На следующее утро, когда муж ушел к себе в контору, а дети отправились гулять и она наконец-то осталась наедине с собою, вчерашняя встреча при ярком утреннем свете стала казаться ей менее устрашающей. Прежде всего фрау Ирена рассудила, что вуаль у нее очень густая и шантажистка никак не могла разглядеть ее лицо, а значит, ни в коем случае в другой раз не узнает ее. Спокойно продумала она, как обезопасить себя впредь. Она ни за что больше не пойдет на квартиру к своему возлюбленному — таким образом, возможность вторичного наскока отпадет сама собой. Остается угроза случайной встречи, тоже маловероятная, ведь она уехала в автомобиле, и, значит, та не могла выследить ее.
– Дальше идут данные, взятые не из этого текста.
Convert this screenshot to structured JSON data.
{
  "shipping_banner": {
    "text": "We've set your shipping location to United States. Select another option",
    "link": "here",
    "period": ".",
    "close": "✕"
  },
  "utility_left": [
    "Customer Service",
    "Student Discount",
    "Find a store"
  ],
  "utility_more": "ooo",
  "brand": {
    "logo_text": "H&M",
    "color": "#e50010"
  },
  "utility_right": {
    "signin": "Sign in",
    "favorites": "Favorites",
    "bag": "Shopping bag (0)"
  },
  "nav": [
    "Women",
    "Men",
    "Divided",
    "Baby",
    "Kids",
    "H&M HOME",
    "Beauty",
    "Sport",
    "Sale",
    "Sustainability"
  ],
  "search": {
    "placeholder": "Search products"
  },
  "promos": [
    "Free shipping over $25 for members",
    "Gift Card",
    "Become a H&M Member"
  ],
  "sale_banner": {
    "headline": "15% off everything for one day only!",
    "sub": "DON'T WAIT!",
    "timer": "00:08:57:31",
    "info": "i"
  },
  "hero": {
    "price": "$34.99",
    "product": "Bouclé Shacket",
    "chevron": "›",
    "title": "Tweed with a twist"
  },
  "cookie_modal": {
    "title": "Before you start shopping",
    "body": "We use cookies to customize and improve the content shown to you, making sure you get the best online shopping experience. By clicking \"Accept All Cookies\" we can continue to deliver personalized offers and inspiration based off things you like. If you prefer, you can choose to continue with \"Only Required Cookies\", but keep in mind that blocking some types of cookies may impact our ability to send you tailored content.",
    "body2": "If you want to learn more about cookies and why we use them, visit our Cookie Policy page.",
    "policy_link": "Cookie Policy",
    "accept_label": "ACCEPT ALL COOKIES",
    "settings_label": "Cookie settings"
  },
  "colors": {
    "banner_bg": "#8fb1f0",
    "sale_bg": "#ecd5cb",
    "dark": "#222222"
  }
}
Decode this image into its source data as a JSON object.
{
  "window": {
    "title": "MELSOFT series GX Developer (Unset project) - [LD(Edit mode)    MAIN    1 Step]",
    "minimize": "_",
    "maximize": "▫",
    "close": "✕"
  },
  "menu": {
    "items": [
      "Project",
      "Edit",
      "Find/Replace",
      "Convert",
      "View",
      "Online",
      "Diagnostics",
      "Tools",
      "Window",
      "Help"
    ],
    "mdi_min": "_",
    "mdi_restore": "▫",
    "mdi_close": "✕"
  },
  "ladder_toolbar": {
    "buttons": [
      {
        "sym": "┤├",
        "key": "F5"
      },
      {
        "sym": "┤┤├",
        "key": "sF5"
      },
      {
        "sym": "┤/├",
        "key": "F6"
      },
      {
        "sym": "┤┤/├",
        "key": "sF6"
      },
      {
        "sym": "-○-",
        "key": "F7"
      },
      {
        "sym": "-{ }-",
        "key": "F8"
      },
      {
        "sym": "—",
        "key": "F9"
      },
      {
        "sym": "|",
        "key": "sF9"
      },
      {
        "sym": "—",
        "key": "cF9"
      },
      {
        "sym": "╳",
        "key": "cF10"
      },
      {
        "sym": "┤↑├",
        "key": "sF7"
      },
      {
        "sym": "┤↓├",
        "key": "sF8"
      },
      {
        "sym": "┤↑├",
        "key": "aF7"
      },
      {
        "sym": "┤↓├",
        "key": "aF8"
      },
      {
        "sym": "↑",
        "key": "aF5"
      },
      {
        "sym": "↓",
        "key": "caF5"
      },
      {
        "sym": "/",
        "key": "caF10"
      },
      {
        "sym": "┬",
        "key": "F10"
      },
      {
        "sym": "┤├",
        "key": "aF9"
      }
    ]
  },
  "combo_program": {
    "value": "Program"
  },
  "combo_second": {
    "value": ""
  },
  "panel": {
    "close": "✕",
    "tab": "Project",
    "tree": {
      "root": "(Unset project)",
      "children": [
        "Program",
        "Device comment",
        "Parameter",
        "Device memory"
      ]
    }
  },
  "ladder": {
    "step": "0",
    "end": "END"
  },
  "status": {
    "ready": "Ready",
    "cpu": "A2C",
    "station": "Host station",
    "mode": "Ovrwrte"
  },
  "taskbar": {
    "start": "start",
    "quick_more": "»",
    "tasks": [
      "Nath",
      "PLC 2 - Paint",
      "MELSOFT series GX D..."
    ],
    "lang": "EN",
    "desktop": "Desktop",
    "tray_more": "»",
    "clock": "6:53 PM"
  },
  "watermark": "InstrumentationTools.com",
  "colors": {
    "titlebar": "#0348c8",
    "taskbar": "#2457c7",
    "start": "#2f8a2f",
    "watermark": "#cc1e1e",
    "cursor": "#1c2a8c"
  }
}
Ни ее имя, ни адрес вымогательнице не известны, а по общему облику трудно наверняка узнать человека. Но и на такой крайний случай фрау Ирена была вооружена. Избавившись от тисков страха, ничего не стоит, решила она, держать себя спокойно, от всего отпираться, невозмутимо утверждать, что это ошибка; ведь доказать, что она была у возлюбленного, немыслимо иначе, как застигнув ее на месте преступления, — значит, в случае чего можно привлечь эту тварь к ответу за шантаж. Недаром фрау Ирена была женой одного из самых известных столичных адвокатов; из его разговоров с коллегами она усвоила, что шантаж должен быть пресечен немедленно и с полным хладнокровием, потому что малейшее колебание, малейший признак тревоги со стороны жертвы дают в руки противника лишний козырь.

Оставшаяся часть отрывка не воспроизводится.